Sprawled out on one of the sofas, Tiffany Yap sighed. “I was hoping to do all my shopping for next season tonight, but this has been an utter failure.”
“You know, I’ve completely given up trying to shop in China these days. I just go straight to Paris,” Stephanie Shi sniffed.
“We should all go to Paris one of these days. That’d be a fun trip,” Adele said.
A spark came into Colette’s eyes. “Why don’t we go now? Let’s take my plane and go straight to the source!”
“Colette, are you serious?” Stephanie said excitedly.
“Why wouldn’t I be?” Turning to Roxanne, Colette asked, “What’s the jet schedule like? Is Trenta in use next week?”
Roxanne began scrolling through her iPad. “Your father has Trenta on Thursday, but I have you scheduled on Venti on Monday. You’re supposed to fly to Guilin with Rachel and Nick.”
“Oh I forgot about that,” Colette said, glancing at Rachel a little sheepishly.
“Colette, you should absolutely go to Paris. Nick and I can see Guilin on our own,” Rachel insisted.
“Nonsense. I promised to show you my favorite mountains in Guilin, and we’ll definitely go. But first, you and Nick must come to Paris with us.”
Rachel shot Nick a glance he could tell translated as, Jesus, not another private jet trip! He responded, carefully, “We really wouldn’t want to impose.”
Colette turned to Carlton. “Aiyah, tell Nick and Rachel to stop being so polite with me!”
“Of course they’re coming with us to Paris,” Carlton said matter-of-factly, as if it was a foregone conclusion.
“How about you, TingTing? Can you come?” Colette asked.
For a split second, TingTing looked like a deer caught in headlights. I’d rather get a scorching case of herpes than be trapped on a plane with these girls for twelve hours. “Wow—I wish I could come to Paris, but I’m due back on the set in London first thing next week,” said the actress, giving everyone a mournful look.
“That’s too bad,” Colette said.
Roxanne cleared her throat loudly. “Ahem, there’s one little snag…your mother is using Trenta tomorrow.”
“What for? Where’s she going?” Colette demanded.
“Toronto.”
“Mother!” Colette shouted at the top of her lungs.
Mrs.
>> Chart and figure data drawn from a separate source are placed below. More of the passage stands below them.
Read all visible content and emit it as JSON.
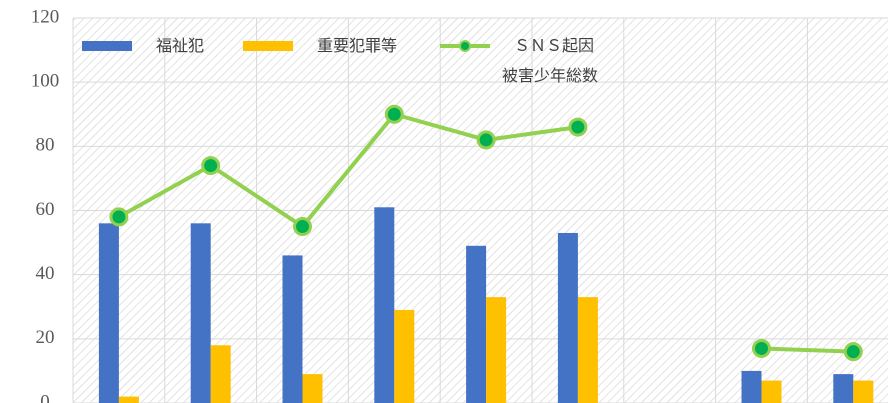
{
  "chart_data": {
    "type": "bar-line",
    "categories": [
      null,
      null,
      null,
      null,
      null,
      null,
      null,
      null,
      null
    ],
    "series": [
      {
        "name": "福祉犯",
        "type": "bar",
        "color": "#4472c4",
        "values": [
          56,
          56,
          46,
          61,
          49,
          53,
          null,
          10,
          9
        ]
      },
      {
        "name": "重要犯罪等",
        "type": "bar",
        "color": "#ffc000",
        "values": [
          2,
          18,
          9,
          29,
          33,
          33,
          null,
          7,
          7
        ]
      },
      {
        "name": "ＳＮＳ起因\n被害少年総数",
        "type": "line",
        "color": "#92d050",
        "marker_color": "#00b050",
        "values": [
          58,
          74,
          55,
          90,
          82,
          86,
          null,
          17,
          16
        ]
      }
    ],
    "ylim": [
      0,
      120
    ],
    "yticks": [
      0,
      20,
      40,
      60,
      80,
      100,
      120
    ],
    "grid": true,
    "legend": "top"
  }
}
Bing came waddling into the grand salon holding a bowl of fish congee.
“Why do you need to go to Toronto, of all places?” Colette asked.
“There’s a foot doctor there that Mary Xie recommended.”
“What’s wrong with your foot?”
“Aiyah, it’s not just my feet. It’s my calves and my thighs. They burn like fire every time I walk for more than ten minutes. I think I have spinal phimosis.”
“Well, if you really have foot problems, you shouldn’t be going to Toronto—you should go to Paris.”
“Paris, France?” Mrs. Bing said dubiously as she continued to eat her congee.